On Monday I gave a talk at the Victora University computer science department which I called "API Design For The Masses". I've put the slides online. The premise is that designing specifications for the Web requires you to make different decisions than in the "good old days" when a relatively small number of professionals were writing specifications and implementing both sides of those specifications. I give eight design principles for Web-scale specs, mostly based on examples.
The contents should not be surprising to anyone involved with the WHATWG. I didn't invent these principles, I just wanted to summarize my version of some of what the community already knows.
These are my principles:
- Try to define behaviour for all inputs. Avoid "undefined" behaviours. Simplify or eliminate "fatal" behaviours.
- Specs that contradict entrenched practice must be changed to match it. If following the spec harms users, that part of the spec is worthless.
- Standardization and implementation must happen concurrently. You need a fast feedback loop, which means you need to be able to update the spec frequently and with low latency.

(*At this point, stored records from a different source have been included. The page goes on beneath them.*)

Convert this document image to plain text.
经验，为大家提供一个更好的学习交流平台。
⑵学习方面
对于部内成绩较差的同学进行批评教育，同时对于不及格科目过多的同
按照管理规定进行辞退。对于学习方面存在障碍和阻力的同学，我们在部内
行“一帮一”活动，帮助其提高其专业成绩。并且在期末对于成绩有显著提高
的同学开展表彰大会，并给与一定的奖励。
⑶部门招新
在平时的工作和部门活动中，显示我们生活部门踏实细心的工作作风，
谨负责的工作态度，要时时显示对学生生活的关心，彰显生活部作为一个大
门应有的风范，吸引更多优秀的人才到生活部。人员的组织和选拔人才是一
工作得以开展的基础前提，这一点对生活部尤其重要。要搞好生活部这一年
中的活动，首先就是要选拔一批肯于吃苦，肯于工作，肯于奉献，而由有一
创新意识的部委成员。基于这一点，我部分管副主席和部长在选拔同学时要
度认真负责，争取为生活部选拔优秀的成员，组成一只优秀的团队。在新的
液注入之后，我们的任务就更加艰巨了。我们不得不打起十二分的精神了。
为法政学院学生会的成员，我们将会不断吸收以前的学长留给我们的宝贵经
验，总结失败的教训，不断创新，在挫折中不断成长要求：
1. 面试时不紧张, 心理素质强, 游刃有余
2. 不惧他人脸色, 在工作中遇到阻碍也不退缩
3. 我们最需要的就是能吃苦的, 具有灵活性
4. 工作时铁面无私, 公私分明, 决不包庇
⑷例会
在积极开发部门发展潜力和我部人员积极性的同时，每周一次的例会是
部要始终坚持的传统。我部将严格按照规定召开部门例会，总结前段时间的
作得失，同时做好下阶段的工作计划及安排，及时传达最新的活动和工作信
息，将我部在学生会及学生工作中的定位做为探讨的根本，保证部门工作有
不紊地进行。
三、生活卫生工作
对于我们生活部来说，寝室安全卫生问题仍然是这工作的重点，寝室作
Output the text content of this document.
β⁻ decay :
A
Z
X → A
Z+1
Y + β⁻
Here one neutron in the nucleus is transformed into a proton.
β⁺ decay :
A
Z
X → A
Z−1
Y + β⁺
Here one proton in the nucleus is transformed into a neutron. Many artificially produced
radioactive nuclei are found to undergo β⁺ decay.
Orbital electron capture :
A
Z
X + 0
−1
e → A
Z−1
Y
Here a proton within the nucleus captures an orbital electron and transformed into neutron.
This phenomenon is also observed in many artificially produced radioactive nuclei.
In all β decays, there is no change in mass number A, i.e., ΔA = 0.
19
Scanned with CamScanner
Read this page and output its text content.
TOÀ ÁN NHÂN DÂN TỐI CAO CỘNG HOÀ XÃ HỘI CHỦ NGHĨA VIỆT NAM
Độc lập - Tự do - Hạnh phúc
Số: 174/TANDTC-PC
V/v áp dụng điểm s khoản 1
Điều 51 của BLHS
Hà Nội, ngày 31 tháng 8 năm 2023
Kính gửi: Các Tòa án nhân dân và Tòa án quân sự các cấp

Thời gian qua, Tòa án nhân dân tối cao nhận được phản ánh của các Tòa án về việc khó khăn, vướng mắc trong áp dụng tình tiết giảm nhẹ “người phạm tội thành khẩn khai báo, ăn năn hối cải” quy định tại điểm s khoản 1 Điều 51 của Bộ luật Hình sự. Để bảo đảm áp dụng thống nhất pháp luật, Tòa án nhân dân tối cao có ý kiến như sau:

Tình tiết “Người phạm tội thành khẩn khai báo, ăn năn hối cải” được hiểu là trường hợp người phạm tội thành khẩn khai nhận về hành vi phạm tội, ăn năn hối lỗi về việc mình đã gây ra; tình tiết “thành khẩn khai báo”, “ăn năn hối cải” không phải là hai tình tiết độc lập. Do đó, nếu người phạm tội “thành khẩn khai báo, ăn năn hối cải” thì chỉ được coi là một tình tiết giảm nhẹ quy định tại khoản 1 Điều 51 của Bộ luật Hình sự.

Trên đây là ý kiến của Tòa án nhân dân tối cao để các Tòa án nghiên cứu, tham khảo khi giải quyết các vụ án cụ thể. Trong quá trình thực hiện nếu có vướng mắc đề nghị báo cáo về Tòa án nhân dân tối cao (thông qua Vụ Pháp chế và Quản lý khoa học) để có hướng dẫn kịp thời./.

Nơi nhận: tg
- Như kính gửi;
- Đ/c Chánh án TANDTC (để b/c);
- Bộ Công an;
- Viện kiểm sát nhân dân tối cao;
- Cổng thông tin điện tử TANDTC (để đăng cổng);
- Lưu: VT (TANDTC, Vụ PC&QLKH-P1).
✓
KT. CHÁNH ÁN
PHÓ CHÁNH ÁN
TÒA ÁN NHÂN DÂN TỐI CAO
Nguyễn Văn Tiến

- Provide non-standard/pre-standard extensions, but use syntax to ensure authors know they're non-standard.
- Favour evolution over revolution if possible.
- Aim for forward and backward compatibility (with graceful degradation). Avoid versioning.
- Encourage conditional content to use detection of features, not detection of implementations. Provide mechanisms for such conditionals.
- Only add features where authors can see and correct their mistakes. Invisible metadata doesn't work.